Background
Ferroptosis is a novel iron‐dependent form of cell death, which is implicated in various diseases including cancers. However, the influence of ferroptosis‐related genes on the prognosis of breast cancer remains unclear.
Methods
RNA sequencing data of 1053 breast cancer tissue samples and 111 normal tissue samples from The Cancer Genome Atlas (TCGA) were analyzed. Expression levels of 259 ferroptosis‐related genes were compared. Gene Ontology (GO) and the Kyoto Gene and Genomic Encyclopedia (KEGG) analyses were conducted on differentially expressed genes. Cox univariate analysis was conducted to explore the potential prognostic biomarkers of breast cancer. Infiltrating immune cell status was assessed.
Results
A total of 66 ferroptosis‐related genes were differentially expressed in breast cancer tissues.

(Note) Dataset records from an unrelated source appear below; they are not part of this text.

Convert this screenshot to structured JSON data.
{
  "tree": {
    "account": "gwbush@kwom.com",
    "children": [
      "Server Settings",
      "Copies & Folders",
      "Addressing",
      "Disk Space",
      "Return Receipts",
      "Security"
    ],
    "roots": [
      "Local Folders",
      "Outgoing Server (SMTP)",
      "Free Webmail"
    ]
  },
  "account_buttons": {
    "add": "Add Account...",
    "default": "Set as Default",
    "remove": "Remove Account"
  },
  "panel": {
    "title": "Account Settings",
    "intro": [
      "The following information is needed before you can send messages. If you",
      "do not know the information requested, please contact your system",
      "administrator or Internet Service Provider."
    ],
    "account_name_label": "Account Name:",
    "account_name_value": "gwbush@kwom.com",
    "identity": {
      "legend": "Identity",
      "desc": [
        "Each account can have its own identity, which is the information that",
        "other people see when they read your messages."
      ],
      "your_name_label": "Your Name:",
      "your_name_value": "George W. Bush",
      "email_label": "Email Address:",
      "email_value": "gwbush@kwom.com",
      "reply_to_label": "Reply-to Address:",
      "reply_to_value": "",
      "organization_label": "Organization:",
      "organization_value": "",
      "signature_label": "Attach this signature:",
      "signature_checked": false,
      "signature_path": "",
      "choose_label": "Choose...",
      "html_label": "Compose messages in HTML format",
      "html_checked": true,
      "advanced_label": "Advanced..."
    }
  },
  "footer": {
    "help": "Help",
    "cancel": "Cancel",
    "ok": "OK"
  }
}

The enriched GO terms included Biological Process (mainly included response to oxidative stress, cellular response to chemical stress, multicellular organismal homeostasis, cofactor metabolic process, response to metal ion, response to steroid hormone, cellular response to oxidative stress, transition metal ion homeostasis, iron ion homeostasis, and cellular iron ion homeostasis), Cellular Component (mainly included apical plasma membrane, early endosome, apical part of cell, lipid droplet, basolateral plasma membrane, blood microparticle, clathrin‐coated pit, caveola, astrocyte projection, and pronucleus) and Molecular Function (mainly included iron ion binding, ubiquitin protein ligase binding, oxidoreductase activity, acting on paired donors, with incorporation or reduction of molecular oxygen, oxidoreductase activity, acting on the CH−OH group of donors, NAD or NADP as acceptor, ferric iron binding, aldo−keto reductase (NADP) activity, oxidoreductase activity, acting on single donors with incorporation of molecular oxygen, steroid dehydrogenase activity, alditol:NADP+1−oxidoreductase activity, and alcohol dehydrogenase (NADP+) activity). The enriched KEGG pathway mainly included the HIF‐1 signaling pathway, NOD‐like receptor signaling pathway, ferroptosis, IL‐17 signaling pathway, central carbon metabolism in cancer, PPAR signaling pathway, PD‐L1 expression, and PD‐1 checkpoint pathway in cancer. Among them, 38 ferroptosis‐related genes were significantly associated with the prognosis of breast cancer. The prognostic model was constructed, and breast cancer patients in low‐risk group had a better prognosis. In addition, risk score of ferroptosis prognostic model was negatively correlated with B cells (r = −0.063, p = 0.049), CD8+ T cells (r = −0.083, p = 0.010), CD4+ T cells (r = −0.097, p = 0.002), neutrophils (r = −0.068, p = 0.033), and dendritic cells (r = 0.088, p = 0.006).
Conclusions
The ferroptosis pathway plays a key role in breast cancer. Some differentially expressed ferroptosis‐related genes can be used as prognostic biomarkers for breast cancer.